Every fall when I know the ground is getting too cold to hold my favorite crops I get the blues. Yes, the commitment to my garden can be a chore at times. Somehow that is vastly overshadowed by the thrill of watching my tomatoes ripen, or creating that tasty dish right from my own back yard. A few years back I knew I had to find a way to overcome those blues. I needed to come up with a way to fulfill my joy of growing and cooking my own crops all year round. It wasn’t that hard to come up with a plan either.
One way to get started is to plant seeds in the soil that are very tolerant to the cold temperatures. Lettuce, Broccoli and Brussels sprouts are just a few that no only survive the chill, but also come packed with nutrition. Spinach, Kale and Collard Greens are also very hardy. You can see a pretty consistent theme. Late fall and winter crops tend to be high in iron, calcium and potassium. Keep these crops happy and you’re sure to get the recommended daily requirement. Bite for bite they are the best savings account you can build for your health.
Another way, and by far one of my favorite, is to move the gardening inside. Container gardens come in maybe shapes and sizes. They also come in assorted prices. My best option for a container garden is to purchase strong and sturdy storage containers (usually when they are on sale after the holidays) and place them in a sun filled room. It is also very easy to make your own hanging container of jugs or bottles. These are best for herbs and such and smaller plants. To see how I made my own inverted container see Success With The Inverted Container.

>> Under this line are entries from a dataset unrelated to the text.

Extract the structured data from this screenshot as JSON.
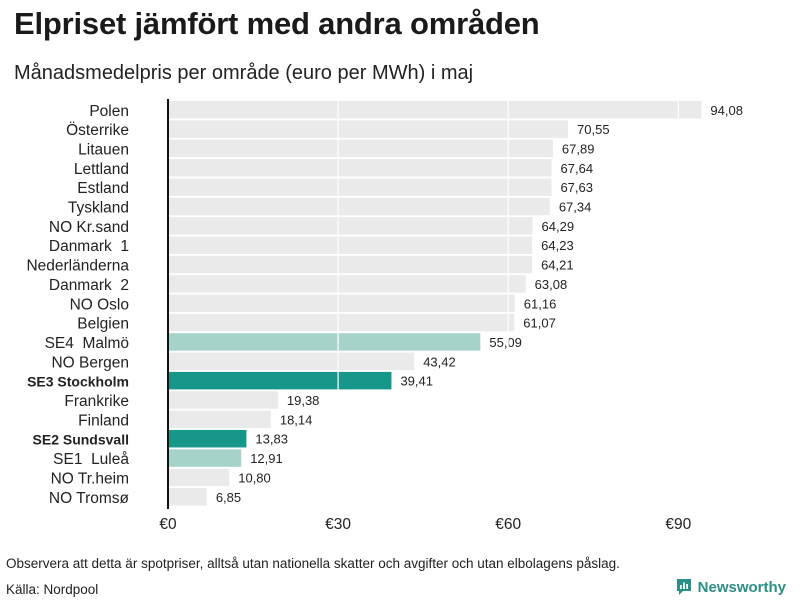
{
  "header": {
    "title": "Elpriset jämfört med andra områden",
    "subtitle": "Månadsmedelpris per område (euro per MWh) i maj"
  },
  "footer": {
    "note": "Observera att detta är spotpriser, alltså utan nationella skatter och avgifter och utan elbolagens påslag.",
    "source": "Källa: Nordpool",
    "brand": "Newsworthy"
  },
  "colors": {
    "default": "#eaeaea",
    "highlight_strong": "#16978a",
    "highlight_light": "#a6d3c9",
    "axis": "#111111",
    "grid": "#ffffff",
    "brand": "#2a8f86"
  },
  "chart_data": {
    "type": "bar",
    "orientation": "horizontal",
    "title": "Elpriset jämfört med andra områden",
    "subtitle": "Månadsmedelpris per område (euro per MWh) i maj",
    "xlabel": "",
    "ylabel": "",
    "xlim": [
      0,
      100
    ],
    "xticks": [
      0,
      30,
      60,
      90
    ],
    "xtick_labels": [
      "€0",
      "€30",
      "€60",
      "€90"
    ],
    "grid": true,
    "categories": [
      "Polen",
      "Österrike",
      "Litauen",
      "Lettland",
      "Estland",
      "Tyskland",
      "NO Kr.sand",
      "Danmark  1",
      "Nederländerna",
      "Danmark  2",
      "NO Oslo",
      "Belgien",
      "SE4  Malmö",
      "NO Bergen",
      "SE3 Stockholm",
      "Frankrike",
      "Finland",
      "SE2 Sundsvall",
      "SE1  Luleå",
      "NO Tr.heim",
      "NO Tromsø"
    ],
    "values": [
      94.08,
      70.55,
      67.89,
      67.64,
      67.63,
      67.34,
      64.29,
      64.23,
      64.21,
      63.08,
      61.16,
      61.07,
      55.09,
      43.42,
      39.41,
      19.38,
      18.14,
      13.83,
      12.91,
      10.8,
      6.85
    ],
    "value_labels": [
      "94,08",
      "70,55",
      "67,89",
      "67,64",
      "67,63",
      "67,34",
      "64,29",
      "64,23",
      "64,21",
      "63,08",
      "61,16",
      "61,07",
      "55,09",
      "43,42",
      "39,41",
      "19,38",
      "18,14",
      "13,83",
      "12,91",
      "10,80",
      "6,85"
    ],
    "highlight": [
      "none",
      "none",
      "none",
      "none",
      "none",
      "none",
      "none",
      "none",
      "none",
      "none",
      "none",
      "none",
      "light",
      "none",
      "strong",
      "none",
      "none",
      "strong",
      "light",
      "none",
      "none"
    ],
    "bold": [
      false,
      false,
      false,
      false,
      false,
      false,
      false,
      false,
      false,
      false,
      false,
      false,
      false,
      false,
      true,
      false,
      false,
      true,
      false,
      false,
      false
    ]
  }
}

The container garden has several advantages. I have two container peppers, one green pepper and one jalapeno pepper, growing in my breakfast nook bay window. My husband dug them up in the fall and put them in plastic buckets, so I moved them inside. It’s nice to watch them grow in the sunlight bathed window. I walk from my kitchen just a few steps to my bay window and pick a pepper when I need one to prepare a meal with.
When gardening in winter there are options. Indoors vs outdoors? Indoor you have the comfort of picking crops while avoiding the frigid cold. Outdoors you have the pleasure of enjoying the sun and air. And yes it is true that crops harvested outdoors will produce more vegetables. But, why choose? You can always take advantage of both.